Juliet – Love Actually
Nobody does festive dressing quite like Keira Knightley’s character Juliet in the cult classic, Love Actually. It was hard to choose between the scene where she wore the baker boy denim cap and the one where she opens the door to “carol singers” wearing an off-the-shoulder white knit. As you can see, the carol singers scene won, mainly because I personally don’t suit hats, but I do suit off-the-shoulder knits. Call me biased. There’s something so understatedly chic about wearing a white knit off-the-shoulder crop top with a pair of low-rise jeans. Where do I find a top like this for myself?
Jovie – Elf
Despite being a costume, there’s something about this baby pink, fluffy fringed dress that tickles my brain in all the right ways. Perhaps it’s the baby pink tone paired with the red tights? Or maybe I just have a thing for fluffy fringing? Whatever it may be, Zooey Deschanel’s final outfit in Elf is categorically cute. Although I would probably wear an exact replica of this outfit, for a less costume-looking look I would pair a baby pink tweed two-piece with a pair of red tights and pointed kitten heels pumps. Pink and red is an underrated colour combo.
The Plastics – Mean Girls
The jury is still out on whether or not this is a Christmas movie, but because this is my article I make the rules. We can’t deny that both the colour red and feathers are very on trend right now and are certified Christmas sleighs. I can imagine wearing the red tank tops from the iconic Jingle Bell Rock scene, with a pair of black trousers and a matching blazer and black heels. Even the bow belts are iconic.

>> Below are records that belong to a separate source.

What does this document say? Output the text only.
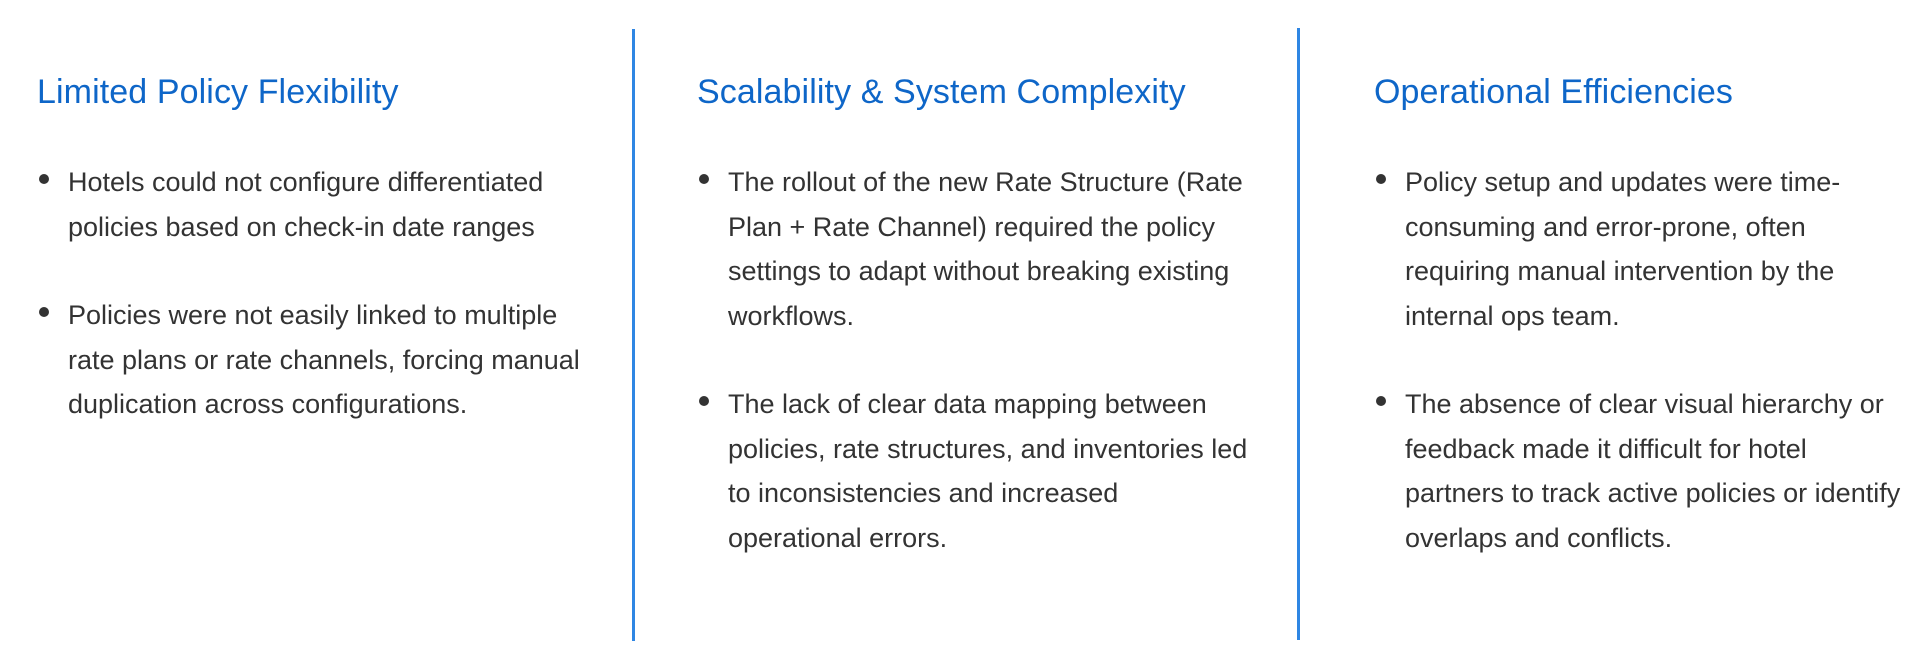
Limited Policy Flexibility
Hotels could not configure differentiated policies based on check-in date ranges
Policies were not easily linked to multiple rate plans or rate channels, forcing manual duplication across configurations.
Scalability & System Complexity
The rollout of the new Rate Structure (Rate Plan + Rate Channel) required the policy settings to adapt without breaking existing workflows.
The lack of clear data mapping between policies, rate structures, and inventories led to inconsistencies and increased operational errors.
Operational Efficiencies
Policy setup and updates were time-consuming and error-prone, often requiring manual intervention by the internal ops team.
The absence of clear visual hierarchy or feedback made it difficult for hotel partners to track active policies or identify overlaps and conflicts.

Lucy Eleanor Moderatz – While You Were Sleeping
As far as Cosy Knits go, Sandra Bullock’s character Lucy in the 1995 hit While You Were Sleeping takes the cake. In almost every scene she is dressed in a grey chunky crew neck, or wrapped up in a beanie, scarf, coat and jumper whilst out and about in the blustery NYC air. Cosy core never looked so cute.
Amanda Woods – The Holiday
Obviously, Amanda Woods had to be on the list as she changed the way we look at winter fashion forever. All of Cameron Diaz’s looks in the film were nothing short of chic, but my particular favourite has to be her shearling brown coat, white turtleneck and wrap-around sunglasses ensemble. Luckily for us, wrap-around sunglasses are back in fashion thanks to the Y2K resurgence and charity shops seem to be filled to the brim with coats just like this. I would say that the hardest piece of the outfit to replicate would be the Amanda Woods attitude. Amanda Woods will forever and always be my style muse.